DOH confirms two hepatitis-A cases on Oahu, one case on Kauai, two more being investigated

Published On: Jun 03 2013 06:35:00 PM HST

A hepatitis-A outbreak has been linked to Townsend Farms Organic Anti-Oxidant Blend sold at Costco stores nationwide from late February through the end of May.

"We're looking at a long time when the product was out there," said Dr. Sarah Park, Hawaii Department of Health Infectious Disease specialist.

That's just one of the problems for Park, who's trying to get a hold of the scope of a hepatitis outbreak here, with three cases in Hawaii confirmed, two more on their radar, and phone lines ringing off the hook.

"It's difficult because who shops at Costco? It's not just the average person. What mom and pop store was buying their product and using it to make smoothies in their store? We don't know," she said.

"I bought the product, and I think it's still in my fridge right now," said Costco customer Violet Curtis.

Despite an expanding investigation, the Food and Drug Administration and Centers for Disease Control are still calling it an alert not a recall, though Costco decided to go the extra mile anyway.

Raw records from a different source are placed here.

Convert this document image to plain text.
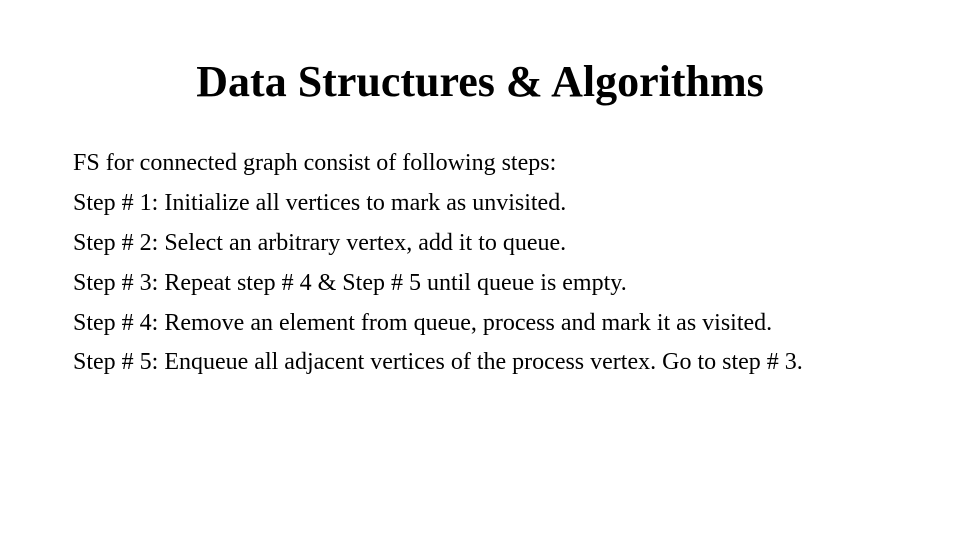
Data Structures & Algorithms
FS for connected graph consist of following steps:
Step # 1: Initialize all vertices to mark as unvisited.
Step # 2: Select an arbitrary vertex, add it to queue.
Step # 3: Repeat step # 4 & Step # 5 until queue is empty.
Step # 4: Remove an element from queue, process and mark it as visited.
Step # 5: Enqueue all adjacent vertices of the process vertex. Go to step # 3.
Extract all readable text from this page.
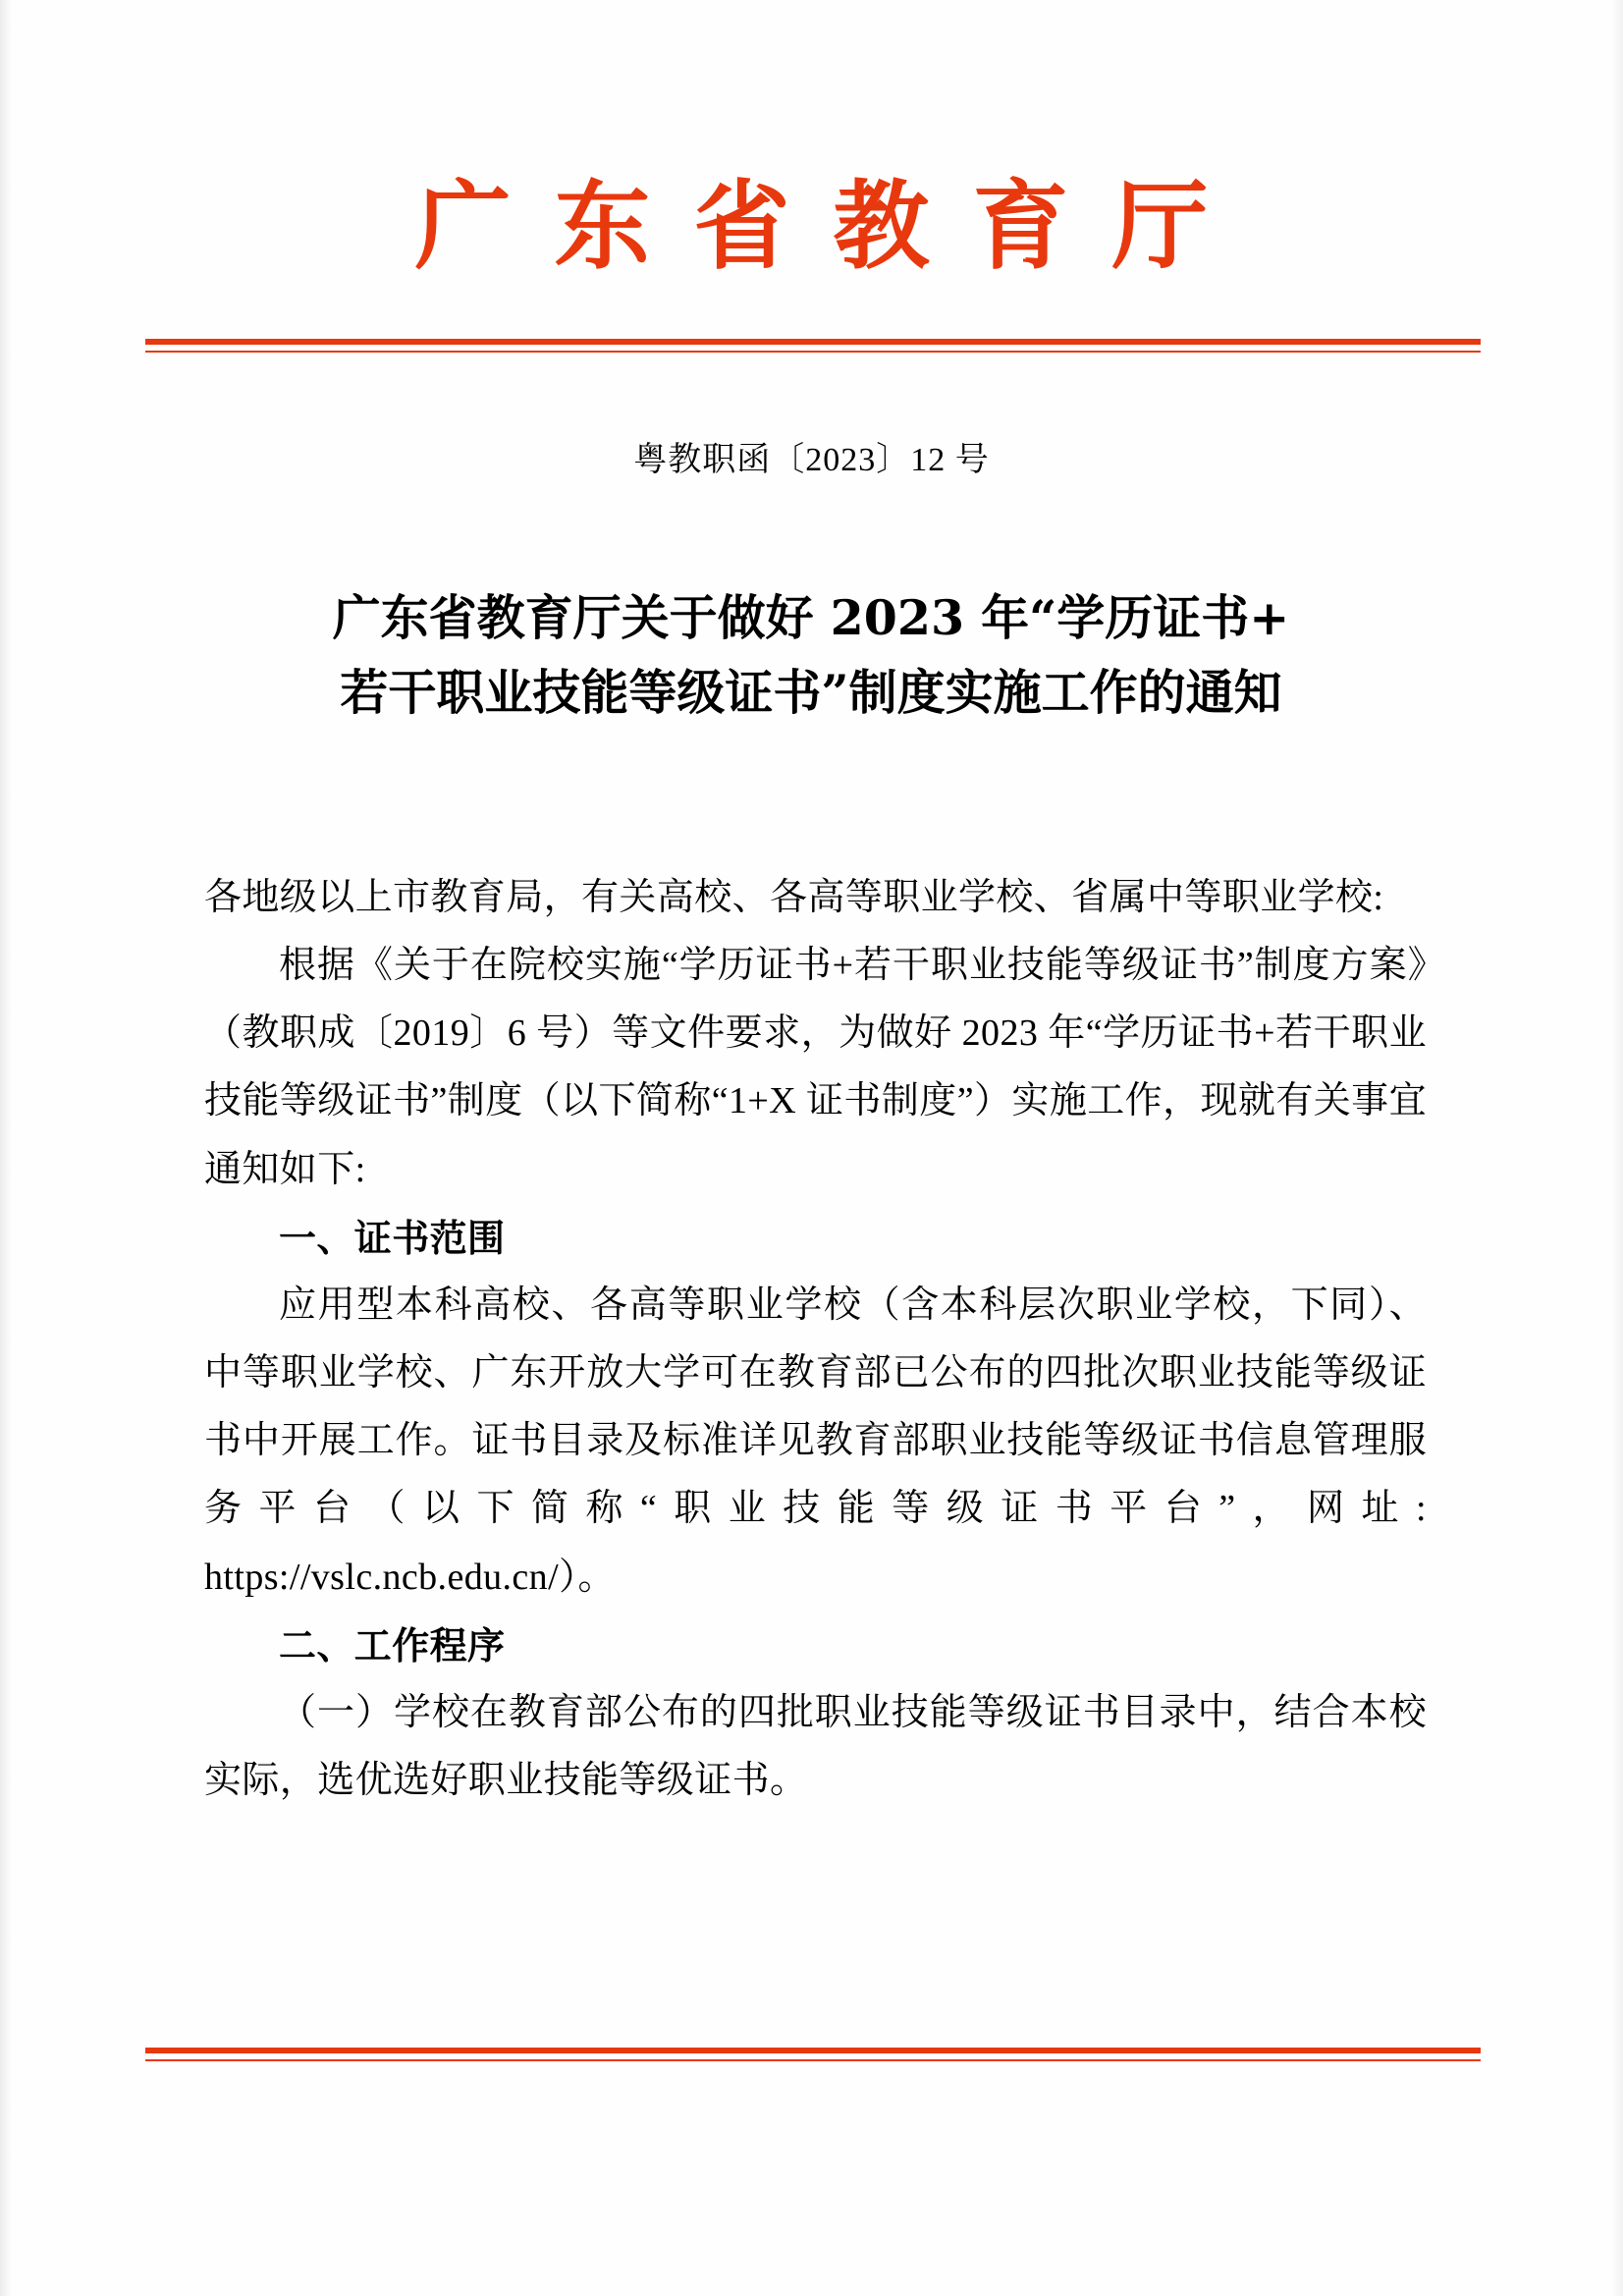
广东省教育厅
粤教职函〔2023〕12 号
广东省教育厅关于做好 2023 年“学历证书+
若干职业技能等级证书”制度实施工作的通知

各地级以上市教育局，有关高校、各高等职业学校、省属中等职业学校:

根据《关于在院校实施“学历证书+若干职业技能等级证书”制度方案》（教职成〔2019〕6 号）等文件要求，为做好 2023 年“学历证书+若干职业技能等级证书”制度（以下简称“1+X 证书制度”）实施工作，现就有关事宜通知如下:

一、证书范围

应用型本科高校、各高等职业学校（含本科层次职业学校，下同）、中等职业学校、广东开放大学可在教育部已公布的四批次职业技能等级证书中开展工作。证书目录及标准详见教育部职业技能等级证书信息管理服务平台（以下简称“职业技能等级证书平台”，网址: https://vslc.ncb.edu.cn/）。

二、工作程序

（一）学校在教育部公布的四批职业技能等级证书目录中，结合本校实际，选优选好职业技能等级证书。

"These kinds of things happen. I think Costco took the right measures," said one Iwilei customer.

"I'm confident they have it under control," said another.

It's still unclear if the entire supply was tainted, but on Wednesday and Thursday, Costco pulled all of the frozen berry blend off its store shelves and started calling customers to warn them of the alert.

"I didn't get a notice or anything, so I'm glad you found me," said Curtis.

"It's alarming actually. Your urine turns dark, your eyes turn yellow and the whites of your eyes turn yellow. If you have a package that's contaminated and you eat it, you will get infected. The question is how severe are your symptoms going to be?" asked Park.

Park said some people who ate the product may not have symptoms at all, while others could be facing months of illness.

"That's scary. I'm going to go and throw it away now," said Curtis.

Park said if you think you ate the product within the past two weeks, you should get vaccinated, but beyond that, the vaccination may not work.

Either way, she said you should consult with your doctor if you have any concerns.

An important note: it cannot be spread through coughing or sneezing, but through fecal matter, so remember to wash your hands.